Similar-sized towns around the West Coast abound with excellent small-scale bistros, gastropubs and fine dining hotels, so perhaps this gap is something to do with Bute’s reputation as a day-trip destination, rather than a weekend away, and the timing of the last ferries to Wemyss Bay and Rothesay.
Although we’ve had countless fish suppers during visits here, March is not a time to be sitting on a sea wall eating out of newspaper, so we decided to persevere in looking for something a little more sophisticated.
Harry Haw’s is a comparatively new enterprise, with a great interior. The former shop front gives a framed view out to the floodlit Rothesay Castle and inside the walls are dotted with atmospheric photos of happy holidaymakers in the town’s heyday.
Four of us trooped in, starving after a blustery walk around the stunning Kingarth golf course on the other side of the island.
The menu doesn’t thrill however. Teriyaki beef and Thai green curry rubs shoulders with fish and chips and lasagne, but finding something that I don’t regularly make at home for a weeknight family dinner was a challenge.
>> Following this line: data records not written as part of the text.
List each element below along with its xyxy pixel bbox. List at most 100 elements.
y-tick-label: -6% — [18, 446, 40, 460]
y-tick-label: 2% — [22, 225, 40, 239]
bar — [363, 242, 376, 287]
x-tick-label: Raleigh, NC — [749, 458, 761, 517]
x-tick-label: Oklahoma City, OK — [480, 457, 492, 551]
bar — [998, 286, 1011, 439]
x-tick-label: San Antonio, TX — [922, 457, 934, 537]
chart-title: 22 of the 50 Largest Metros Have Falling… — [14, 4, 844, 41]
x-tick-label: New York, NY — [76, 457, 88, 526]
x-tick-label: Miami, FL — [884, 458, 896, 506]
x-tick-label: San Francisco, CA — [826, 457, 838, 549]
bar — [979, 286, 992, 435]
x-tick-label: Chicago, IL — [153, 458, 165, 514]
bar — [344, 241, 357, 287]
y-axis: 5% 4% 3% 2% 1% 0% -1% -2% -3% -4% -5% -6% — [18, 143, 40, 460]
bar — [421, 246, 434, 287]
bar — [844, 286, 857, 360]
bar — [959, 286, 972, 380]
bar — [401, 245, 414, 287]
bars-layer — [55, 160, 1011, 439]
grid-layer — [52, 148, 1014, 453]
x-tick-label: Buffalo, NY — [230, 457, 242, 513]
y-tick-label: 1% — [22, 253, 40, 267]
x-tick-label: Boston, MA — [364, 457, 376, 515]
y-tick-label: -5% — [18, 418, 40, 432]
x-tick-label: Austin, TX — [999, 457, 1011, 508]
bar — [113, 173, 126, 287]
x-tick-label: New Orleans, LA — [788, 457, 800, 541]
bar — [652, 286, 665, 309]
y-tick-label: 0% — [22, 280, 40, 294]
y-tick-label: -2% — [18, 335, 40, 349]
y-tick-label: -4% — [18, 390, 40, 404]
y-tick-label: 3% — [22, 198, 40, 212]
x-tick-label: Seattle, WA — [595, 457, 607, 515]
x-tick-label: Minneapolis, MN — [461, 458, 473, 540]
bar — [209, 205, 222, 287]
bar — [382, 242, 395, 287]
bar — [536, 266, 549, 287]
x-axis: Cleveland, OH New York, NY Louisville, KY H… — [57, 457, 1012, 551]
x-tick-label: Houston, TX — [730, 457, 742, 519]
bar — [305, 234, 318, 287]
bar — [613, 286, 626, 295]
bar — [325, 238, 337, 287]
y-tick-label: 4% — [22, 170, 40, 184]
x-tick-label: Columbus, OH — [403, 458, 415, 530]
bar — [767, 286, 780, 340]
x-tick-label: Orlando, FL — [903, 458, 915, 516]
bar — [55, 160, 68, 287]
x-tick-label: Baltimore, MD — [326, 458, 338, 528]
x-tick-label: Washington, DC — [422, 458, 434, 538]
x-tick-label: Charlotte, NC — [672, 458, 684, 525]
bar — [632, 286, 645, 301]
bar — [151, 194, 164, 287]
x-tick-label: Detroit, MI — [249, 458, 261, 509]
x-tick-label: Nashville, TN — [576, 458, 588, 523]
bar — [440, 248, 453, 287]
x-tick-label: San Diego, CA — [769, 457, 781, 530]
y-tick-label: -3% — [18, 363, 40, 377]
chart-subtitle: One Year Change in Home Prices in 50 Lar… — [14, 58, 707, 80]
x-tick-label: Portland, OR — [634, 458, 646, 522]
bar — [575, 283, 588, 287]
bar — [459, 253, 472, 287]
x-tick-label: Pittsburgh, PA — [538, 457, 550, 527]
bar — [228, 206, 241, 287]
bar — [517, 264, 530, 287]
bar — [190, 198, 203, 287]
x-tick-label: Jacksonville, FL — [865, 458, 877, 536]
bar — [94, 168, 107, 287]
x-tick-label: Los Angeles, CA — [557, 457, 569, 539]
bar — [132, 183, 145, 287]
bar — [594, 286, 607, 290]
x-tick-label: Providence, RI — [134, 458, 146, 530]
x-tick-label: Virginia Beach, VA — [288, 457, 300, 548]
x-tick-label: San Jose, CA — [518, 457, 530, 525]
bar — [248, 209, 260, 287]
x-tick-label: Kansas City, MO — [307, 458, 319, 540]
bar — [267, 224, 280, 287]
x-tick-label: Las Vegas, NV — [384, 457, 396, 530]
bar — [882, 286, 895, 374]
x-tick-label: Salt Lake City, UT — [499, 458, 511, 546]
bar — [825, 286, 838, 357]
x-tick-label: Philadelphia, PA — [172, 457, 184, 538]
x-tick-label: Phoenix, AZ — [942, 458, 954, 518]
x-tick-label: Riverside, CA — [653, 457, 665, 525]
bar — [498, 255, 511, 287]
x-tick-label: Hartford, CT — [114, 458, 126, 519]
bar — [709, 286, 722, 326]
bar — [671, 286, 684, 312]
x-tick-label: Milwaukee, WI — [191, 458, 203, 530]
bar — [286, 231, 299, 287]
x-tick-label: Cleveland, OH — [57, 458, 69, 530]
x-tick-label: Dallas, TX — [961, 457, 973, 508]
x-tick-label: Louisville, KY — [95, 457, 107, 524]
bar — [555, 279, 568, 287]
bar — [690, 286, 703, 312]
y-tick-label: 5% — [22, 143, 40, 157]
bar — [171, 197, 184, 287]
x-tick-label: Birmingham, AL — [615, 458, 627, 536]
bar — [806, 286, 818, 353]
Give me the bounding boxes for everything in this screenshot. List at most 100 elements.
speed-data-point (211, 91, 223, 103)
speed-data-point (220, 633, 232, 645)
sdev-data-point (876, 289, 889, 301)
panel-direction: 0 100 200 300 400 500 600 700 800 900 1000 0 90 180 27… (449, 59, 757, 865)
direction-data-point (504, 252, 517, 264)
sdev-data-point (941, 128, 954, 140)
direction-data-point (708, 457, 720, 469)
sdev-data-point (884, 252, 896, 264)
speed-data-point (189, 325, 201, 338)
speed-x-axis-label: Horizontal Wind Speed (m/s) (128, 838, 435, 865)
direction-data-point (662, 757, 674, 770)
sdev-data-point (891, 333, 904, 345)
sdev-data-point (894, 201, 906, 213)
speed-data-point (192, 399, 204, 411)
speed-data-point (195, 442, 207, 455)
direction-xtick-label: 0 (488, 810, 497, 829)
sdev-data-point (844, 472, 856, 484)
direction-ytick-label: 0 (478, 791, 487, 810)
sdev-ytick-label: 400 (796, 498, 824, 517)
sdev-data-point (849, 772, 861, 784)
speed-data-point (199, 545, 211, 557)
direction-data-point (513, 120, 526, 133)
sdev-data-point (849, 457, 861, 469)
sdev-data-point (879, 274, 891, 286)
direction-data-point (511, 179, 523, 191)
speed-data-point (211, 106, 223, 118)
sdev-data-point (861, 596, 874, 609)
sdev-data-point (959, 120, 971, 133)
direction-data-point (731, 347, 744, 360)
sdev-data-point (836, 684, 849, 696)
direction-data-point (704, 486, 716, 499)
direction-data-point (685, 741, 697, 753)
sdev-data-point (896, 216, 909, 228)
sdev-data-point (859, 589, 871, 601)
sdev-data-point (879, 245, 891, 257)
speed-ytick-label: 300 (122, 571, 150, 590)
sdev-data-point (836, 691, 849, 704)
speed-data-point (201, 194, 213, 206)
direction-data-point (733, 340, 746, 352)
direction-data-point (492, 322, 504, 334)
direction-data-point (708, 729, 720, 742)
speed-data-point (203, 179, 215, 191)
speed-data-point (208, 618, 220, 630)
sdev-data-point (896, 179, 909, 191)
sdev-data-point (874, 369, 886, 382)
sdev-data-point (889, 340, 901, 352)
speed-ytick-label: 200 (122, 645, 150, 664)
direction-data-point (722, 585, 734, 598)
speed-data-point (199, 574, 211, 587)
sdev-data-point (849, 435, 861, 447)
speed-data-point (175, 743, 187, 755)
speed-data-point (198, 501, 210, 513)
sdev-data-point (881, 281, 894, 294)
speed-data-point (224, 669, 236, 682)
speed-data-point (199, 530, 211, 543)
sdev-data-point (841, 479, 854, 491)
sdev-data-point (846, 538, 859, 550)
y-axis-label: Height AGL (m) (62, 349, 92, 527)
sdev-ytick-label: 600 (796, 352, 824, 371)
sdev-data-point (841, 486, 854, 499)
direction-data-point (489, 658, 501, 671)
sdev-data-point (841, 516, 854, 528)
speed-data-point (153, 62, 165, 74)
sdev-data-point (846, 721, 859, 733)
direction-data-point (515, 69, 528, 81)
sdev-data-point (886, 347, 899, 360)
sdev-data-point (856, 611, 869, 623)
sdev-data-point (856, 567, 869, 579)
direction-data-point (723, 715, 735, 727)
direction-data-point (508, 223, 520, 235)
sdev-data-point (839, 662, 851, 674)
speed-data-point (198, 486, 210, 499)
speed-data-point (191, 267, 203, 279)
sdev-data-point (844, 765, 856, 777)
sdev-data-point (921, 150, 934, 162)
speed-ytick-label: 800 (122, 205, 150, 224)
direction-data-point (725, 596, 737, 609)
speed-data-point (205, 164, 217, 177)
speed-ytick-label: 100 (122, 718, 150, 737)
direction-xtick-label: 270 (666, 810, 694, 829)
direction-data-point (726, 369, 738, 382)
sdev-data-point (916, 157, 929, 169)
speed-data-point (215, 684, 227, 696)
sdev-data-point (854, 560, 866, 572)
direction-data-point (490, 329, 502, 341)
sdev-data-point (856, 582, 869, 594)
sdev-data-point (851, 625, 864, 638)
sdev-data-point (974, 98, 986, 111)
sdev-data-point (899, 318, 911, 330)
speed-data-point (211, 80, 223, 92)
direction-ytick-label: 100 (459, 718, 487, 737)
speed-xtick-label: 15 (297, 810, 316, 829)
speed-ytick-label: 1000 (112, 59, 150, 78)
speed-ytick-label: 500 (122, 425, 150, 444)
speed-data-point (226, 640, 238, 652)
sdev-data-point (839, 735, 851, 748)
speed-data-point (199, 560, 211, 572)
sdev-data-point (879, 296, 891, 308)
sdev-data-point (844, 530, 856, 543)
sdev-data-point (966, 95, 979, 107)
The starters offered the best chance of originality and creativity; I plumped for the baked halloumi stack with carrot and coriander patties (£5.50). The cheese was nicely grilled, the carrot and coriander patties could have been crisper but the real problem was the sauce – which turned out to be something of a theme. The tomato base had none of the zingy separate flavours you expect in a salsa. If it was homemade, it hadn’t been freshly made, which led to a uniform flavour and did nothing to elevate the dish from the bog standard.
Archie’s cream of vegetable soup (£3) was tasty however, and Lizzie’s panko crumbed deep fried brie with red onion chutney (£5) was nice, if dated. The idea that is, not the ingredients.
The other half’s black pudding and haggis fritters with peppercorn sauce (£5.95) were fine, but far too large a portion for such rich ingredients. And again the sauce wasn’t great, with a perfumy taste to it which wasn’t pepper, cream or whisky.
Lizzie is notorious for always ordering steak wherever she goes, and her brother is following suit with burgers. Here the steak came as a 10oz rib-eye (£19.95) which turned out to be cooked perfectly rare and although the chips were a bit soggy, the carnivore was satisfied.
The burger was homemade, and topped with pulled pork (£11.50) which may seem an entirely unnecessary step to all but a teenage boy. Ours devoured it all, along with chips, onion rings and coleslaw. I suspect for less voracious diners, meat topped with meat might have proved overwhelming.
The other half and I shared two mains; the barbecued steak skewer with peppers and courgettes (£13.50) and here again the beef was tender and well cooked. The salad that accompanied all these dishes was of the standard radicchio-heavy mixed bag from a supermarket however.
The biggest disappointment was crab cakes with sautéed greens & tomato salsa (£9.95). The patties had a sludgy texture while the salsa was again nothing of the kind – with not a hint of chilli, citrus or herb. It tasted of tinned tomatoes and I used my hand-cut
skin-on chips to form a barrier between the sauce and the crab cakes to leave the latter palatable.
The menu states that the restaurant uses local ingredients and certainly the quality of the meat is good. There is also clearly someone who knows how to cook here, although the consistency just isn’t there.
Hopefully with the rise in visitor numbers at this time of year, Harry Haw’s will up its game and provide more quality alongside the quantity.